The post’s gradualist core rebuts all-or-nothing capability trajectories: capability arrives in increments, as with autonomous-vehicle levels. Extending that gradualism — our gloss, not the post’s — it also answers “why bother, when AGI will get this for free”: the trust infrastructure has to be built and validated along the way; a maximally capable reasoner with no track record and no verification stack would still not warrant deference — trustworthiness does not arrive bundled with capability.
Two useful typologies
Section titled “Two useful typologies”Oracles, informers, controllers. One typology sorts systems by autonomy: oracles answer when asked, informers proactively push what you should know, controllers are deferred to across most decisions. The technical distinction is thin — a strong oracle drifts toward answering the question you should have asked, i.e., toward informer-hood — but the trust requirements escalate sharply at each step, since users sample less and defer more.
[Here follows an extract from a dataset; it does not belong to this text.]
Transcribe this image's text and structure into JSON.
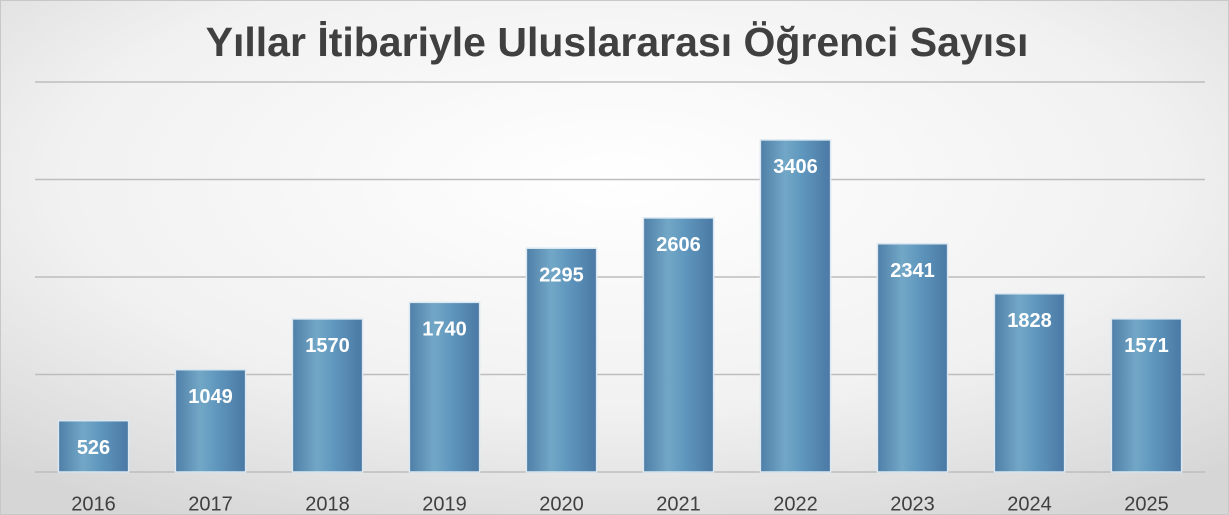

Most of this wiki targets the oracle-to-informer range.
Disagreeables and assessors. A second typology splits intellectual labor between disagreeables — bold idea-generators with high false-positive rates — and assessors — calibrated evaluators who excel at not being wrong. The roles are complementary (babble and prune: generate widely, filter hard), and the properties listed above are essentially the assessor’s virtues. We think near-term LLM judges, evaluators, and estimation agents should be built and scored as assessors first: that is the role where calibration and consistency are measurable, and where an unreliable system does the most quiet damage.
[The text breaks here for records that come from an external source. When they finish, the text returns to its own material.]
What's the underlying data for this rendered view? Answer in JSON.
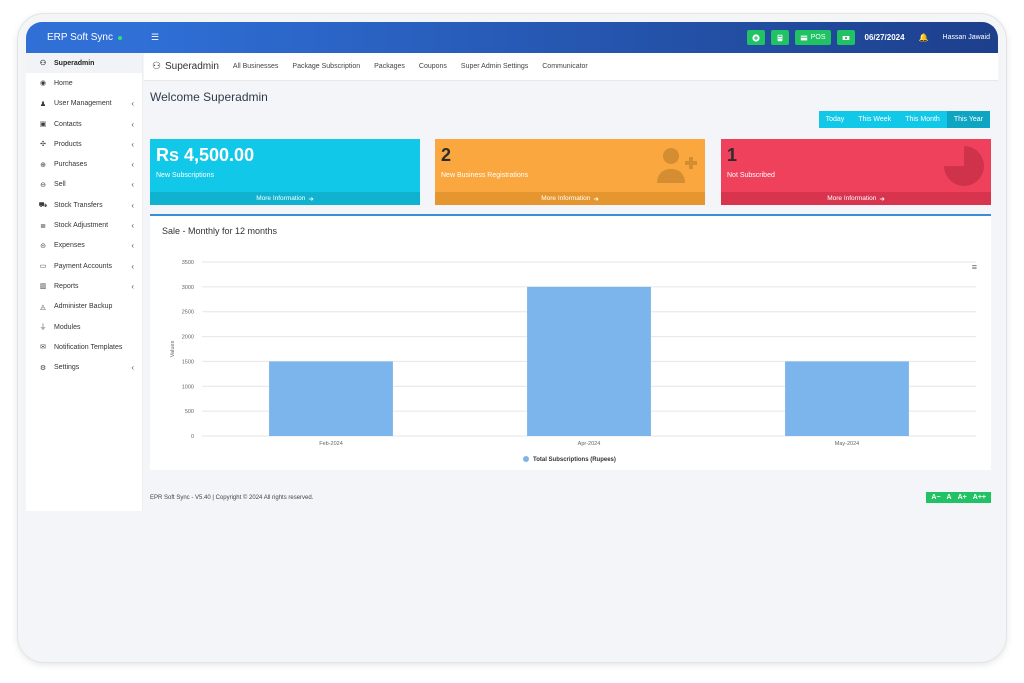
{
  "brand": {
    "name": "ERP Soft Sync"
  },
  "topbar": {
    "pos_label": "POS",
    "date": "06/27/2024",
    "user": "Hassan Jawaid"
  },
  "sidebar": {
    "items": [
      {
        "label": "Superadmin",
        "icon": "superadmin-icon",
        "glyph": "⚇",
        "has_children": false
      },
      {
        "label": "Home",
        "icon": "home-icon",
        "glyph": "◉",
        "has_children": false
      },
      {
        "label": "User Management",
        "icon": "users-icon",
        "glyph": "♟",
        "has_children": true
      },
      {
        "label": "Contacts",
        "icon": "contacts-icon",
        "glyph": "▣",
        "has_children": true
      },
      {
        "label": "Products",
        "icon": "products-icon",
        "glyph": "✣",
        "has_children": true
      },
      {
        "label": "Purchases",
        "icon": "purchases-icon",
        "glyph": "⊕",
        "has_children": true
      },
      {
        "label": "Sell",
        "icon": "sell-icon",
        "glyph": "⊖",
        "has_children": true
      },
      {
        "label": "Stock Transfers",
        "icon": "truck-icon",
        "glyph": "⛟",
        "has_children": true
      },
      {
        "label": "Stock Adjustment",
        "icon": "database-icon",
        "glyph": "≣",
        "has_children": true
      },
      {
        "label": "Expenses",
        "icon": "expenses-icon",
        "glyph": "⊝",
        "has_children": true
      },
      {
        "label": "Payment Accounts",
        "icon": "money-icon",
        "glyph": "▭",
        "has_children": true
      },
      {
        "label": "Reports",
        "icon": "reports-icon",
        "glyph": "▥",
        "has_children": true
      },
      {
        "label": "Administer Backup",
        "icon": "backup-icon",
        "glyph": "◬",
        "has_children": false
      },
      {
        "label": "Modules",
        "icon": "plug-icon",
        "glyph": "⏚",
        "has_children": false
      },
      {
        "label": "Notification Templates",
        "icon": "envelope-icon",
        "glyph": "✉",
        "has_children": false
      },
      {
        "label": "Settings",
        "icon": "gear-icon",
        "glyph": "⚙",
        "has_children": true
      }
    ]
  },
  "nav": {
    "title": "Superadmin",
    "links": [
      "All Businesses",
      "Package Subscription",
      "Packages",
      "Coupons",
      "Super Admin Settings",
      "Communicator"
    ]
  },
  "page": {
    "welcome": "Welcome Superadmin"
  },
  "ranges": [
    "Today",
    "This Week",
    "This Month",
    "This Year"
  ],
  "cards": [
    {
      "value": "Rs 4,500.00",
      "label": "New Subscriptions",
      "more": "More Information"
    },
    {
      "value": "2",
      "label": "New Business Registrations",
      "more": "More Information"
    },
    {
      "value": "1",
      "label": "Not Subscribed",
      "more": "More Information"
    }
  ],
  "colors": {
    "accent": "#2f6fd6",
    "cyan": "#12c8e8",
    "orange": "#f9a73e",
    "red": "#f0415c",
    "green": "#20c264",
    "bar": "#7cb5ec"
  },
  "chart_data": {
    "type": "bar",
    "title": "Sale - Monthly for 12 months",
    "categories": [
      "Feb-2024",
      "Apr-2024",
      "May-2024"
    ],
    "series": [
      {
        "name": "Total Subscriptions (Rupees)",
        "values": [
          1500,
          3000,
          1500
        ]
      }
    ],
    "ylabel": "Values",
    "ylim": [
      0,
      3500
    ],
    "yticks": [
      0,
      500,
      1000,
      1500,
      2000,
      2500,
      3000,
      3500
    ],
    "grid": true,
    "legend": "bottom-center"
  },
  "footer": {
    "text": "EPR Soft Sync - V5.40 | Copyright © 2024 All rights reserved.",
    "font_buttons": [
      "A−",
      "A",
      "A+",
      "A++"
    ]
  }
}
What a strong reasoner is not
Section titled “What a strong reasoner is not”- Not necessarily superhuman. A system somewhat below peak human insight but far more calibrated, consistent, and available already clears the bar for many uses.
- Not an oracle for unresolvable questions. It outputs reasoned, uncertain judgments; pretending to settle questions the evidence cannot settle is a calibration failure.
- Not trustworthy by construction. No architecture or training recipe confers trust directly. Trust is earned per-domain through track records, audits, and verification — though reproducibility speeds only the process-property half; accuracy records accrue as questions resolve (backtesting risks training-data leakage), and distribution shift, evaluation-conditional behavior, and version churn make AI track records weaker evidence than human ones.
Open questions
Section titled “Open questions”- Which of the candidate properties are load-bearing, and which are correlated symptoms of the same underlying quality?
- How much should trust transfer across domains — does calibration in geopolitics predict calibration in biology?
- At what measured reliability threshold does moving from oracle to informer deployment become warranted?
- How do we keep “passes the test batteries” from collapsing into Goodharting on the batteries?
- Does trust survive a model update — how much of a track record transfers across versions?